Ma le genti della Contea avevano saputo dei veleni sotterrati nelle loro terre, perché altri hobbit avevano in passato denunciato e documentato il disastro procurato dai Signori Oscuri e dai Negromanti e perché da tempo i prodotti della terra non si vendevano più e i figli della Contea morivano di mali oscuri. C’era, insomma, aria di rivolta e gli hobbit della Parte Sinistra incoraggiati, non solo chiesero di cambiare le decisioni, ma costituirono anche una nuova Compagnia dell’Anello. Purtroppo questa non è una favola, cari lettori, e non sono sicuro del lieto fine. Gli hobbit non sono eroi, sono persone piccole e normali, che vorrebbero vivere con serenità. Non bramano l’avventura, ma non riescono più ad accettare il sopruso e l’imbroglio.
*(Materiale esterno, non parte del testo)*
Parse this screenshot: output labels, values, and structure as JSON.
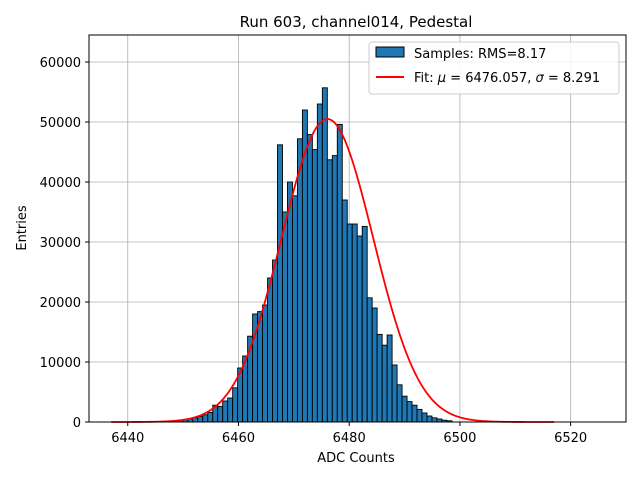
{
  "chart_data": {
    "type": "bar",
    "title": "Run 603, channel014, Pedestal",
    "xlabel": "ADC Counts",
    "ylabel": "Entries",
    "xlim": [
      6433,
      6530
    ],
    "ylim": [
      0,
      64500
    ],
    "xticks": [
      6440,
      6460,
      6480,
      6500,
      6520
    ],
    "yticks": [
      0,
      10000,
      20000,
      30000,
      40000,
      50000,
      60000
    ],
    "grid": true,
    "legend_position": "top-right",
    "colors": {
      "bar": "#1f77b4",
      "fit": "#ff0000",
      "edge": "#000000",
      "grid": "#b0b0b0"
    },
    "legend": {
      "hist_label": "Samples: RMS=8.17",
      "fit_label_prefix": "Fit: ",
      "mu_symbol": "μ",
      "mu_text": " = 6476.057, ",
      "sigma_symbol": "σ",
      "sigma_text": " = 8.291"
    },
    "histogram": {
      "bin_width": 0.9,
      "bins": [
        [
          6449.5,
          300
        ],
        [
          6450.4,
          400
        ],
        [
          6451.3,
          500
        ],
        [
          6452.2,
          700
        ],
        [
          6453.1,
          900
        ],
        [
          6454.0,
          1200
        ],
        [
          6454.9,
          1600
        ],
        [
          6455.8,
          2800
        ],
        [
          6456.7,
          2600
        ],
        [
          6457.6,
          3500
        ],
        [
          6458.5,
          4000
        ],
        [
          6459.4,
          5700
        ],
        [
          6460.3,
          9000
        ],
        [
          6461.2,
          11000
        ],
        [
          6462.1,
          14300
        ],
        [
          6463.0,
          18000
        ],
        [
          6463.9,
          18400
        ],
        [
          6464.8,
          19500
        ],
        [
          6465.7,
          24000
        ],
        [
          6466.6,
          27000
        ],
        [
          6467.5,
          46200
        ],
        [
          6468.4,
          35000
        ],
        [
          6469.3,
          40000
        ],
        [
          6470.2,
          37700
        ],
        [
          6471.1,
          47200
        ],
        [
          6472.0,
          52000
        ],
        [
          6472.9,
          47900
        ],
        [
          6473.8,
          45400
        ],
        [
          6474.7,
          53000
        ],
        [
          6475.6,
          55700
        ],
        [
          6476.5,
          43700
        ],
        [
          6477.4,
          44400
        ],
        [
          6478.3,
          49600
        ],
        [
          6479.2,
          37000
        ],
        [
          6480.1,
          33000
        ],
        [
          6481.0,
          33000
        ],
        [
          6481.9,
          31000
        ],
        [
          6482.8,
          32600
        ],
        [
          6483.7,
          20700
        ],
        [
          6484.6,
          19000
        ],
        [
          6485.5,
          14600
        ],
        [
          6486.4,
          12800
        ],
        [
          6487.3,
          14500
        ],
        [
          6488.2,
          9500
        ],
        [
          6489.1,
          6200
        ],
        [
          6490.0,
          4300
        ],
        [
          6490.9,
          3400
        ],
        [
          6491.8,
          2800
        ],
        [
          6492.7,
          2100
        ],
        [
          6493.6,
          1500
        ],
        [
          6494.5,
          1000
        ],
        [
          6495.4,
          700
        ],
        [
          6496.3,
          500
        ],
        [
          6497.2,
          300
        ],
        [
          6498.1,
          200
        ]
      ]
    },
    "fit": {
      "type": "gaussian",
      "mu": 6476.057,
      "sigma": 8.291,
      "amplitude": 50500,
      "x_range": [
        6437,
        6517
      ]
    }
  }
}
Questi piccoli esponenti della nuova Compagnia dell’Anello avranno contro i Signori Oscuri, i Negromanti, gli Orchi e i loro servi, ma so che ce la metteranno tutta.
Nonostante abbia le prerogative dell’autore (si fa per dire), però, davvero non posso dire chi vincerà questa battaglia. Lo vedremo insieme alla Riunione del Consiglio della Contea, dove le richieste saranno messe ai voti. E lo racconterò nel prossimo capitolo.